Сенатор внезапно нахмурился. Сестра не могла понять, отчего настроение хозяина резко переменилось. Она робко поднялась, в глазах ее был вопрос. Крэг встрепенулся, заметив ее выжидательную позу.

- Да, да, вы свободны, Агнесс. Я должен поговорить с доктором Паркером. И пригласите моего секретаря.

 
6
 

Оставшись в одиночестве, сенатор устало закрыл глубоко запавшие глаза тяжелыми темными веками. Казалось, он спит. Но он не спал. Странные мысли не то, чтобы тревожили его, они мешали, не давали успокоения с тех пор, как его поместили в клинику, сначала в лечебный корпус, а затем, всего полчаса назад перевезли сюда, в его личные апартаменты из трех комнат - спальни, кабинета, гостиной и просторной террасы, сплошь увитой диким виноградом, с видом на дальние, поросшие густыми лесами, невысокие горы.

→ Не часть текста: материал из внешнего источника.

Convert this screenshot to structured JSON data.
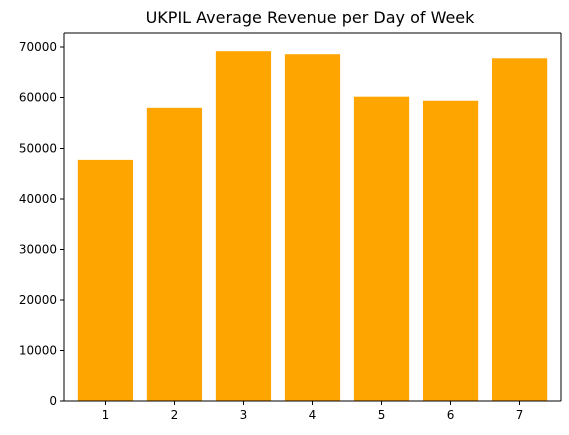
{
  "chart_data": {
    "type": "bar",
    "title": "UKPIL Average Revenue per Day of Week",
    "xlabel": "",
    "ylabel": "",
    "categories": [
      "1",
      "2",
      "3",
      "4",
      "5",
      "6",
      "7"
    ],
    "values": [
      47700,
      58000,
      69200,
      68600,
      60200,
      59400,
      67800
    ],
    "ylim": [
      0,
      72800
    ],
    "yticks": [
      0,
      10000,
      20000,
      30000,
      40000,
      50000,
      60000,
      70000
    ],
    "bar_color": "#FFA500",
    "grid": false,
    "legend": "none"
  }
}
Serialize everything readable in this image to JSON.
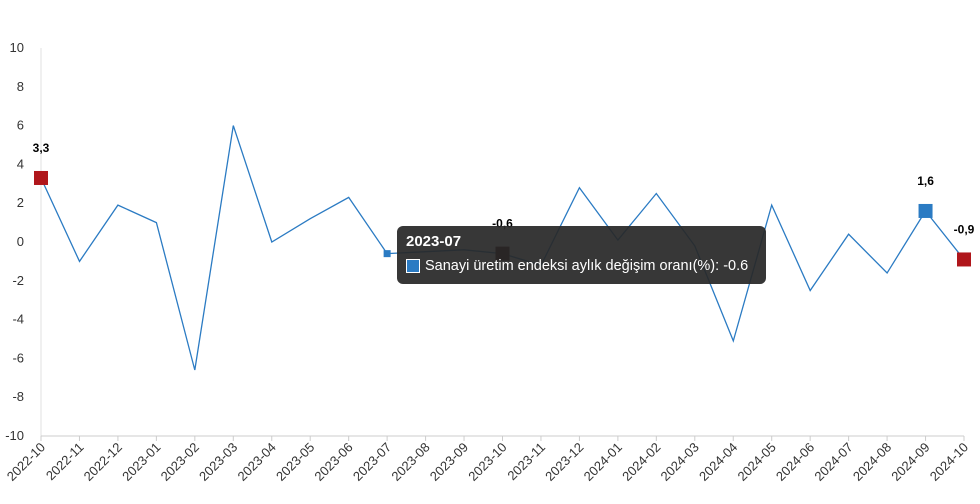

Чтобы успокоиться, сенатор вступал в нескончаемые споры с неведомым, воображаемым противником, хотя никаких противников у него уже давно не было. Либо они умерли, либо перешли в стан верных и безгранично преданных соратников.

Он подумал об этом, успокоился и на некоторое время отключился.

Появление доктора и секретаря вывело его из небытия. Крэг открыл глаза, и в первый момент не мог сообразить, где он находится, с кем ему предстоит разговор. Потом все же окончательно пришел в себя, сделал слабый, приглашающий жест рукой.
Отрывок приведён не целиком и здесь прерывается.